Ollama — Run LLMs Locally with One Command (2026 Guide)
Ollama is the most popular way to run large language models locally. A single CLI downloads, quantizes, and serves models with an OpenAI-compatible API — the easiest on-ramp to self-hosted AI in 2026.
Why Ollama
Ollama won on simplicity. ollama run llama3.2 downloads a quantized model, starts a local server, and drops you into a chat — all in one command. Under the hood it’s llama.cpp with polished model management, an OpenAI-compatible HTTP API, and first-class support on macOS, Linux, and Windows. The experience is noticeably smoother than rolling your own llama.cpp setup.

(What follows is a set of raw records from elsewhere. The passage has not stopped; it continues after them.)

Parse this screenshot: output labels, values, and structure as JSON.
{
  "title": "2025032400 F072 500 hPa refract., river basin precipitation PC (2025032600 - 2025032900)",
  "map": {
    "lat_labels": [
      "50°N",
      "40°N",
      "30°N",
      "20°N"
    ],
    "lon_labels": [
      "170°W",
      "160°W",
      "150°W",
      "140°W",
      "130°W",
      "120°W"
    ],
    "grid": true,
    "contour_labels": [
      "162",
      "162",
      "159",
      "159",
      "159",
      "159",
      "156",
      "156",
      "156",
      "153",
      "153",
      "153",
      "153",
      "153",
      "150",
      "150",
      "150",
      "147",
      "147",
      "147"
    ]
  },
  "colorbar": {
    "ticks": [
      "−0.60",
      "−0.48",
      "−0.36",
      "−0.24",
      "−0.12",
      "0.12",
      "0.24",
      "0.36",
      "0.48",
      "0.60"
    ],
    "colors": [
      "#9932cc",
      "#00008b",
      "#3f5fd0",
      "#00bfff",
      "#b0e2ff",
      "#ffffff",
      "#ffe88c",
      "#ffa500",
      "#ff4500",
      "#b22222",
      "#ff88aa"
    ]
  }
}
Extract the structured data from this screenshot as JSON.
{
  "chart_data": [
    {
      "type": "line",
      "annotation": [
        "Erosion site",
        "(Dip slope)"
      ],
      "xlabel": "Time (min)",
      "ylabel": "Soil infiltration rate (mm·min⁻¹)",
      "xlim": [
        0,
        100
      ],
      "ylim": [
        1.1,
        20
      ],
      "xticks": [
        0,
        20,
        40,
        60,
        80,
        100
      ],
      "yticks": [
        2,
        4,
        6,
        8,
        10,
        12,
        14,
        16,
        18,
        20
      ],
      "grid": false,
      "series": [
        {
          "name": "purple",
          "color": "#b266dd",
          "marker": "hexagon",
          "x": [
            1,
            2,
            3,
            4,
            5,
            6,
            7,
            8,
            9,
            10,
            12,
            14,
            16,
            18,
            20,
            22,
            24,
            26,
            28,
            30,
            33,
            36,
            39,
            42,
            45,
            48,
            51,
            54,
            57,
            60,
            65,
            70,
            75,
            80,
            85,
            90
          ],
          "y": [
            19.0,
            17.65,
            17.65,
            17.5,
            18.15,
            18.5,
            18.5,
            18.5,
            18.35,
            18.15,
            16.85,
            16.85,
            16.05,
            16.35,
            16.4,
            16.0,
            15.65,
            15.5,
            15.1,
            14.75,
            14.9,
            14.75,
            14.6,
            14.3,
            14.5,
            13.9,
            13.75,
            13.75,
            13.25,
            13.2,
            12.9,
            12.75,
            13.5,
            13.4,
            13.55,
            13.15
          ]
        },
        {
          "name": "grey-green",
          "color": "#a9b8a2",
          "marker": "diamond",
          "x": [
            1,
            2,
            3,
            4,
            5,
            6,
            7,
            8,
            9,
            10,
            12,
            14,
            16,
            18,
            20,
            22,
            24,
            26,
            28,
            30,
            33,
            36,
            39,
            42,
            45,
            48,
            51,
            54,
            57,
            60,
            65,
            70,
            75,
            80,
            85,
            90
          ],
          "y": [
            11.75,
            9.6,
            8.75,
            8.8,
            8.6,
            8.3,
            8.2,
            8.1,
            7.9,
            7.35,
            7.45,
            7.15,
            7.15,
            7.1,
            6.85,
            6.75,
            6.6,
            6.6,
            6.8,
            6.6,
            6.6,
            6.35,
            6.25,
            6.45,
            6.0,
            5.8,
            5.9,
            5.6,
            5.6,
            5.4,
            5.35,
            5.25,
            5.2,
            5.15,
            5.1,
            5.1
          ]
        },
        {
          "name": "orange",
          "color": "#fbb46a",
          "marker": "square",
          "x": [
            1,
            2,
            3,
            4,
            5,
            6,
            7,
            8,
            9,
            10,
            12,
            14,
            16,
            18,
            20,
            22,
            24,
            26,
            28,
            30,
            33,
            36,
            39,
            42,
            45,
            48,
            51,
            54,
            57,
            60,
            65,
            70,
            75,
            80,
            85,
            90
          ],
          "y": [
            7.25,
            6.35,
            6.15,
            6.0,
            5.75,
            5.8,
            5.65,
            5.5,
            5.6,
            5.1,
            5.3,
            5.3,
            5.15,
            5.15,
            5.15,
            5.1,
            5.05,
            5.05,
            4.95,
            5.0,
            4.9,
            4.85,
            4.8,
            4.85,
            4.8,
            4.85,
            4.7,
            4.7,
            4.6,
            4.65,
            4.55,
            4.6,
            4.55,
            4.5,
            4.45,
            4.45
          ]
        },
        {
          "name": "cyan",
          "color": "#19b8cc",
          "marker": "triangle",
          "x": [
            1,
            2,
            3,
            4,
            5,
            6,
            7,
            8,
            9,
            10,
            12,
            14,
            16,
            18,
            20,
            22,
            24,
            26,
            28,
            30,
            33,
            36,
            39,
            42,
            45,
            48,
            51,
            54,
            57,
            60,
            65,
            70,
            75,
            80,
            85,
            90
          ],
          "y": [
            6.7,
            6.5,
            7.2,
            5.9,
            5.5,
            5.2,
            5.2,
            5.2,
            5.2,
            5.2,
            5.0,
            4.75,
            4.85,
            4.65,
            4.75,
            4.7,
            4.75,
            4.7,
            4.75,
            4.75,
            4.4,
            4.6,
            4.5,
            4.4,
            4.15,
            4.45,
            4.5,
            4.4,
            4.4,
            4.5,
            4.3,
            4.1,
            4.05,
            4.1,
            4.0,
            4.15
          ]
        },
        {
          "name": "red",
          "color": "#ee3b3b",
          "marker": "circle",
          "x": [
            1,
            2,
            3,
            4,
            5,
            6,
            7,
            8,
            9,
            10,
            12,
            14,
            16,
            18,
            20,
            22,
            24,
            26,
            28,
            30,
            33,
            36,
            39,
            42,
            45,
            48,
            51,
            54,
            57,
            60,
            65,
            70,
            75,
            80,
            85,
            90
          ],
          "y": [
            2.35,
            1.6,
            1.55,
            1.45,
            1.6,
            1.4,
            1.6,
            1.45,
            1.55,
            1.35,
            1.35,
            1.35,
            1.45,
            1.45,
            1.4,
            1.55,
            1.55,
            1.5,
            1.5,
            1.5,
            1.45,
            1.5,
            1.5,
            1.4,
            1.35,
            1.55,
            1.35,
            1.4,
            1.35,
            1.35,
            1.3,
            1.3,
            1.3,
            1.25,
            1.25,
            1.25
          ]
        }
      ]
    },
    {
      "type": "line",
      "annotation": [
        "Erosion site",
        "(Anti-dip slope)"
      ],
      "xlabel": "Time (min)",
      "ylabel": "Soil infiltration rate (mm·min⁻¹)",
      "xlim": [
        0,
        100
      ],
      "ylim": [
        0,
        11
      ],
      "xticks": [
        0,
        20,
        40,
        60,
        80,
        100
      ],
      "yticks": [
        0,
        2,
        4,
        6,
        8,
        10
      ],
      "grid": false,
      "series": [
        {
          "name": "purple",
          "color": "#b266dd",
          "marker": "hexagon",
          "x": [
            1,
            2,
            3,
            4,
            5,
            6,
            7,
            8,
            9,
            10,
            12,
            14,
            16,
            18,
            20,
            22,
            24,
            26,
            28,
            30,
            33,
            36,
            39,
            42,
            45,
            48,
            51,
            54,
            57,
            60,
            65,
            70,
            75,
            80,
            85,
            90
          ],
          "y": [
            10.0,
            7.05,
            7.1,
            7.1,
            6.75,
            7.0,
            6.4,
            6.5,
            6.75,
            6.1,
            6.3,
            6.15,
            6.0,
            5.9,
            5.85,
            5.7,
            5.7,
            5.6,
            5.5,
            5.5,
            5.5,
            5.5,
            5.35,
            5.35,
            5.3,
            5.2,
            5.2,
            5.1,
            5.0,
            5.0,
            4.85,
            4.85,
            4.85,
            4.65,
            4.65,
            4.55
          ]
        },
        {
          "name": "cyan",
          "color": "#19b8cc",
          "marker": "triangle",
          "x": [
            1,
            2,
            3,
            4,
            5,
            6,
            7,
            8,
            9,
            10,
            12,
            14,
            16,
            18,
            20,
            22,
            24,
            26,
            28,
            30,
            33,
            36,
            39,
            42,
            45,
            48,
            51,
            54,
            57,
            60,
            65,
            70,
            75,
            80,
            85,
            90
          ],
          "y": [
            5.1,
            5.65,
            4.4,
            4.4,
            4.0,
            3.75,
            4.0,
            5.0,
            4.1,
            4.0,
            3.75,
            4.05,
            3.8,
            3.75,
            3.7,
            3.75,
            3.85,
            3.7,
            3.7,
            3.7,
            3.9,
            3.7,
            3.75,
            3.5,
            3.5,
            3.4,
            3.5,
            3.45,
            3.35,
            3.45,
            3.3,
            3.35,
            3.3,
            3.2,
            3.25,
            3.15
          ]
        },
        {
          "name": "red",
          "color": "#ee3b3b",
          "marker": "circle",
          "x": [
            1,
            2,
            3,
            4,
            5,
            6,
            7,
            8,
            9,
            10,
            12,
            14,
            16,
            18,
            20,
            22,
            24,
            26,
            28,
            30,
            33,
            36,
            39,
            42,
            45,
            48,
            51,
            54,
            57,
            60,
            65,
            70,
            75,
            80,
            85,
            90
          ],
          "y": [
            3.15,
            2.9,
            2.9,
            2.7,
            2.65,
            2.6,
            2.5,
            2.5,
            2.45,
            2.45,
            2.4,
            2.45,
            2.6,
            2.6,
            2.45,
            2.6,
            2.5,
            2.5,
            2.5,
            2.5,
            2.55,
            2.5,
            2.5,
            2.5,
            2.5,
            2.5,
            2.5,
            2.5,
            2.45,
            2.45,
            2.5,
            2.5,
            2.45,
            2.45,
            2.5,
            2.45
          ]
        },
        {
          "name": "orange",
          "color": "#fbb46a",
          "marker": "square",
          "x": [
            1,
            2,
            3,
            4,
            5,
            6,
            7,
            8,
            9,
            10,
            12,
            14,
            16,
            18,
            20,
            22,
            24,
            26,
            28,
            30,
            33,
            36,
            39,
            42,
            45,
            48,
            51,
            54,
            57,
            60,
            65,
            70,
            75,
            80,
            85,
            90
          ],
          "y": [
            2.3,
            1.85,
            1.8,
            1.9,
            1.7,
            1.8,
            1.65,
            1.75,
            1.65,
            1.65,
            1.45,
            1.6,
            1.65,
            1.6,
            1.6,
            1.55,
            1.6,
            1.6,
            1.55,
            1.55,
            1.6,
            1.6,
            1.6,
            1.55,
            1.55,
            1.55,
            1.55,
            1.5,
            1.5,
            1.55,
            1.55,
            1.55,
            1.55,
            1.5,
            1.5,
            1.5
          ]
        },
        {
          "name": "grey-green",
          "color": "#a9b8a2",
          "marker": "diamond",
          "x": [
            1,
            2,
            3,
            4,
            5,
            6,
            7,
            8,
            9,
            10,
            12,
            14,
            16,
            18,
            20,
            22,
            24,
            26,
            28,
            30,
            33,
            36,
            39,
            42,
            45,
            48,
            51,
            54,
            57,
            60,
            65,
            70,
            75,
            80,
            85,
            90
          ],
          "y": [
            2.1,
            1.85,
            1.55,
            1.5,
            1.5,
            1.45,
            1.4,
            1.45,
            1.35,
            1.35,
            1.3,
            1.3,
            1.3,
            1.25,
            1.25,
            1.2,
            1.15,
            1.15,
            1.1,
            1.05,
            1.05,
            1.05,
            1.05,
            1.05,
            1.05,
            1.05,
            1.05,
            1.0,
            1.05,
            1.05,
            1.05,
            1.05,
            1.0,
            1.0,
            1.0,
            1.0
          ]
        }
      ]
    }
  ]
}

The bet worked. In 2026 Ollama is the default choice for "I want a local LLM on my laptop". Every popular dev tool (Cursor, Claude Code, Zed, Obsidian plugins, many VS Code extensions) supports Ollama as a provider out of the box because the HTTP API is identical to OpenAI’s. You install Ollama, pull a model, point your tool at http://localhost:11434, done.
Where Ollama is not the answer: serving many concurrent users (use vLLM), maximum Apple Silicon throughput (use MLX), or research tooling like LoRA training (use text-generation-webui). For personal and small-team inference, Ollama is almost always the right first pick.
Quick Start — Install, Pull, Use
ollama run will pull the model on first use and drop you into an interactive chat. ollama serve exposes the HTTP API (port 11434 by default). Every major Ollama-compatible client uses the /v1/chat/completions path under that base URL.
# 1. Install (macOS / Linux / Windows)
curl -fsSL https://ollama.com/install.sh | sh
# or: brew install ollama # macOS homebrew
# Windows: download installer from ollama.com
# 2. Run a model — downloads ~2-5GB the first time
ollama run llama3.2 # Meta Llama 3.2 3B, quantized
ollama run qwen2.5:14b # Alibaba Qwen 2.5 14B
ollama run deepseek-r1 # DeepSeek R1 reasoning model
# 3. Use the OpenAI-compatible API from any client
# The server listens on localhost:11434 after 'ollama serve' (auto on install)
# Python with the OpenAI SDK:
python - <<'PY'
from openai import OpenAI
client = OpenAI(base_url="http://localhost:11434/v1", api_key="ollama")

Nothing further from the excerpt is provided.